Here's a vector $X$ with 2-norm 1.5, which we will think of as a spacecraft in orbit around the unit sphere:

X = [-1  -1.1, -.2];
norm(X)
ans =
   1.500000000000000

Let's use the vector-valued part of Spherefun to define the field of vector distances between $X$ and points on the sphere and $X$:

d = spherefunv(@(x,y,z) X(1)-x, @(x,y,z) X(2)-y, @(x,y,z) X(3)-z);

Here is the scalar function representing $|d|$, that is, the the scalar distance between $X$ and points on the sphere:

r = sqrt(dot(d,d));

We confirm that the closest point on the sphere to $X$ is at distance $0.5$:

min_distance = min2(r)
min_distance =
   0.500000000000014

Similarly, the farthest point is at distance $2.5$:

max_distance = max2(r)
max_distance =
   2.499999999999999

Here is a contour plot of $r$ on the sphere, together with a red dot showing our little spacecraft.

contour(r,.6:.1:2,'k')
hold on, plot3(X(1),X(2),X(3),'.r','markersize',25), hold off
view(-10,35), axis equal, axis off

2. Inverse-square force

A great discovery of Newton (or was it Hooke?) is that the gravitational forces associated with a sphere of uniform mass distribution are the same as if all the mass were concentrated at the center.
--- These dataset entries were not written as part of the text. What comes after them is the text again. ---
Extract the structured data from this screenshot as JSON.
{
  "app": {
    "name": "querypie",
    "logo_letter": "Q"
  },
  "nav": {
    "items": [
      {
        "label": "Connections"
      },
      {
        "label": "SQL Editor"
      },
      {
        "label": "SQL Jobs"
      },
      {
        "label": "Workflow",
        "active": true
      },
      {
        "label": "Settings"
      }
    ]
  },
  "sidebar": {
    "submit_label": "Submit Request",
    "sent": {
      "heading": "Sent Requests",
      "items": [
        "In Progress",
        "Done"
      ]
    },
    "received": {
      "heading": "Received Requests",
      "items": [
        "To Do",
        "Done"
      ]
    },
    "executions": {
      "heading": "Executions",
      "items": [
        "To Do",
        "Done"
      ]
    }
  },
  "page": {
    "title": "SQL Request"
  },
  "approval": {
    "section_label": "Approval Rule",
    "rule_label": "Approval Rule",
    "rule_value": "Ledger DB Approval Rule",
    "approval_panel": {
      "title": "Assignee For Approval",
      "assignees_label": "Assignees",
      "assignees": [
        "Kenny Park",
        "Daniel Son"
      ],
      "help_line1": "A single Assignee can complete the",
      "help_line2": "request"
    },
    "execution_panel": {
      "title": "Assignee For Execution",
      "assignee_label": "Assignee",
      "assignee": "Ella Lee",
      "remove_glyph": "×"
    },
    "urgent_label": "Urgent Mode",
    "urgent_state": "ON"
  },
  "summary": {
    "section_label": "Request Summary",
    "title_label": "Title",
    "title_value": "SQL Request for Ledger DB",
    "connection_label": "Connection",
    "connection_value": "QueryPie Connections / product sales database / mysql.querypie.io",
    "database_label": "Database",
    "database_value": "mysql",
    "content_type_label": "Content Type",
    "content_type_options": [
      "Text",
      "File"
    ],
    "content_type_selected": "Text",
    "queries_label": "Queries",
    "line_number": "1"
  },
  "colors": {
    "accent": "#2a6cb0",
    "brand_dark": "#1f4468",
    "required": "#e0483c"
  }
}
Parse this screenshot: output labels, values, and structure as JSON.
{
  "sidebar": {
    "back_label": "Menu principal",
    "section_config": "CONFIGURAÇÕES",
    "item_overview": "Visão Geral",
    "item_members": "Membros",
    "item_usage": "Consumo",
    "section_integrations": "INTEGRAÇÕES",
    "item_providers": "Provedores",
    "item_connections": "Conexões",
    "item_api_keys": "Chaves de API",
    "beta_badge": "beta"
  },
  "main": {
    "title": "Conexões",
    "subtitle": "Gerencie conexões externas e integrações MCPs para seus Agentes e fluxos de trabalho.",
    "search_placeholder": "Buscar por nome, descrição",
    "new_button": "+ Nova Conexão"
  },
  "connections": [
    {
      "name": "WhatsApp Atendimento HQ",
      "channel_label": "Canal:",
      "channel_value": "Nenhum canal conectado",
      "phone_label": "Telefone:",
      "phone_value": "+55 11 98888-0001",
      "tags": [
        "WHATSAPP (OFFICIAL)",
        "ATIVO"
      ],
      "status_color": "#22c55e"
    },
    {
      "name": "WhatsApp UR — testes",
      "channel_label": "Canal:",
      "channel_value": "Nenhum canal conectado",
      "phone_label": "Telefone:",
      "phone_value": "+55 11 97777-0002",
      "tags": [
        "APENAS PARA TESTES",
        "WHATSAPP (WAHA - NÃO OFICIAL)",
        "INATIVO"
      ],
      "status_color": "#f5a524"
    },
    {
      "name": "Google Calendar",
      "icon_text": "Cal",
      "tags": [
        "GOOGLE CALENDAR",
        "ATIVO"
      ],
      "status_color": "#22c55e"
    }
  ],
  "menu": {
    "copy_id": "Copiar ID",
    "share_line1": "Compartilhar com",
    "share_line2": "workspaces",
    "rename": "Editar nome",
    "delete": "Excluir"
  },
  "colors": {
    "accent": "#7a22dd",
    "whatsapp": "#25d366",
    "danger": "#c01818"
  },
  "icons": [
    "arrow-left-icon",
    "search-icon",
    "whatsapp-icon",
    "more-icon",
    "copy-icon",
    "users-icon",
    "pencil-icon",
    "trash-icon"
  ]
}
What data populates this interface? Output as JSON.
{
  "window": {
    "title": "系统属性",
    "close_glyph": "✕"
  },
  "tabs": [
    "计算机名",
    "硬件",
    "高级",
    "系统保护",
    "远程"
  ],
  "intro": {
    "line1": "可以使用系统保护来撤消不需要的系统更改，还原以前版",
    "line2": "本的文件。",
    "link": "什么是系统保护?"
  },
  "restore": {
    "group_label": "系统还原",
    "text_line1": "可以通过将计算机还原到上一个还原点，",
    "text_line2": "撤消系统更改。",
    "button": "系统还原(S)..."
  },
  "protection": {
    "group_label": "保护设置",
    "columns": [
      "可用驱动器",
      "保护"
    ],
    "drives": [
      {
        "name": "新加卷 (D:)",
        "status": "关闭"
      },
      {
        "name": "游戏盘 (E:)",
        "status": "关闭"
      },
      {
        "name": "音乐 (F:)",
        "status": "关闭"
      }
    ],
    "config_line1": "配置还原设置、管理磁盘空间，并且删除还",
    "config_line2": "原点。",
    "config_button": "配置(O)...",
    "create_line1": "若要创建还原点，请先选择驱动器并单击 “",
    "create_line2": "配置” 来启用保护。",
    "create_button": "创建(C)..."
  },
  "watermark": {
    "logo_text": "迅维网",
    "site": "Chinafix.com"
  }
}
Accordingly, we know that if a unit mass is spread around the sphere and the spacecraft also has unit mass, then the inverse-square attraction between them should be $(1.5)^{-2}$:

force_exact = 1/1.5^2
force_exact =
   0.444444444444444

Let's confirm this prediction by computing the integral over the sphere. Since the area of the sphere is $4\pi$, the density of a uniformly distributed mass is

rho = 1/(4*pi)
rho =
   0.079577471545948

That gives us the following component of the force at each point, in the direction of $X$:

Xnormalized = X/norm(X);
force_function = rho*(Xnormalized*d)./r.^3;

Summing, we get the expected answer:

force = sum2(force_function)
force =
   0.444444444444444